The words were unspoken, but a dull flush appeared under Montez’s dark skin. “For some reason she goes straight to San Diego. And it turns out that the reason she’s there is because she’s got a protector of some kind. Girl’s not ex military, doesn’t have a martial arts background. Near as I can tell, she’s just an accountant who sings. She’s got someone—I think she’ll keep him. As long as he’s around, she’ll stay.”

“Even if you’re right, San Diego’s a big town. We’re looking at three million people in an area that’s almost four hundred square miles in size. And that’s not counting Tijuana just across the border.” Montez slapped the expensive leather of the seat. “Shit! We’d know where she was now if that bitch hadn’t offed herself!”
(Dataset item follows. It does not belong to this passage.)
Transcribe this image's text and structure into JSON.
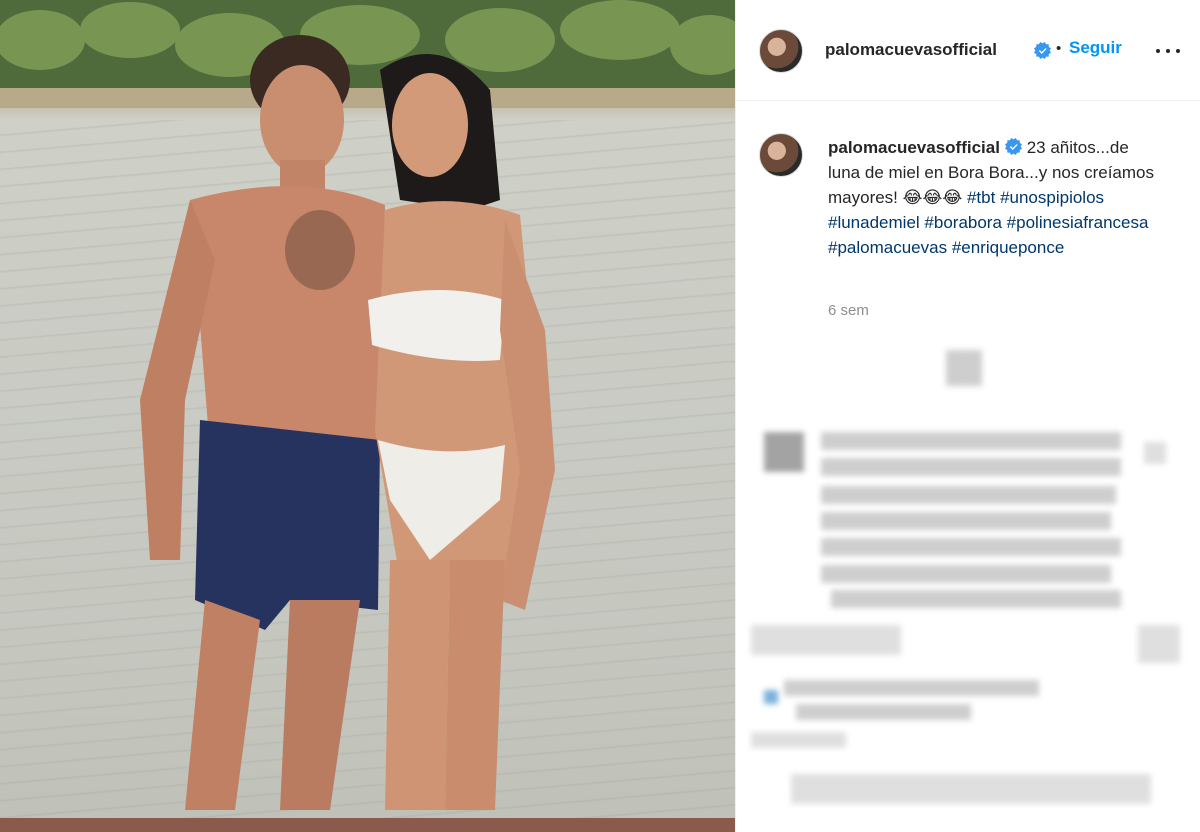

Piet doubted that. But whatever. The woman was dead and indulging in theatrical outbursts wasn’t going to bring her back to life, and more important, it wasn’t going to help them find Ellen Palmer. Cool, calm logic would do that.

“Look at this.” Piet turned the laptop so that both of them could see the monitor. It was a map of a section of Seattle. Red lines connected dots of different sizes. It was the same map with the same data points that had helped them find Kerry Robinson.

Montez’s jaw muscles clenched. “Yeah, so? We found her friend and now she’s dead. How’s this going to help us?”

Piet didn’t sigh, but he did want to punch that childish pout off Montez’s face. “Look at these routes.” Piet ran his finger from the Blue Moon to where Ellen Palmer had been living to Kerry Robinson’s apartment. The lines made huge dog legs. “What do you see?”

Montez fixed him with a hard, black stare. “I don’t like guessing games, Van der Boeke.”

Geeste bul,
Piet thought. Damned idiot.

“This,” he indicated with his finger, following the dogleg routes, “is how she got to work and how she went to visit her friend Kerry.”

Montez stared at the monitor, scowling.

“And this,” Piet continued, pulling up another online map, “is a map of the bus routes in Seattle.” He manipulated the images until he found the section of town on the first map. The bus routes followed the doglegs exactly.

Montez wasn’t getting it, and that made him angry. “Get to the point,” he growled.

“I think Palmer ditched her car before she arrived in Seattle or else ditched it in Seattle. I don’t think she had access to a car. I think she took the bus everywhere she went. And look at this…”

He brought up another map, a tangle of streets. Montez leaned forward, staring at the map with narrowed eyes. “So? What am I looking at?”

“A map of San Diego.” Piet tapped two points. “This is the hotel she booked and this is the Greyhound bus station.” The two were a block apart. “I think she took the bus from Seattle to San Diego and checked in to the first hotel she found.”

“Okay, okay.” Montez sat back. “I get it. She’s without a car. How does that help us?”

“When she came back to the hotel where your men were waiting for her, how did she get there?”

Montez was paying attention now. “The last word I had from my men was she was getting out of a cab.”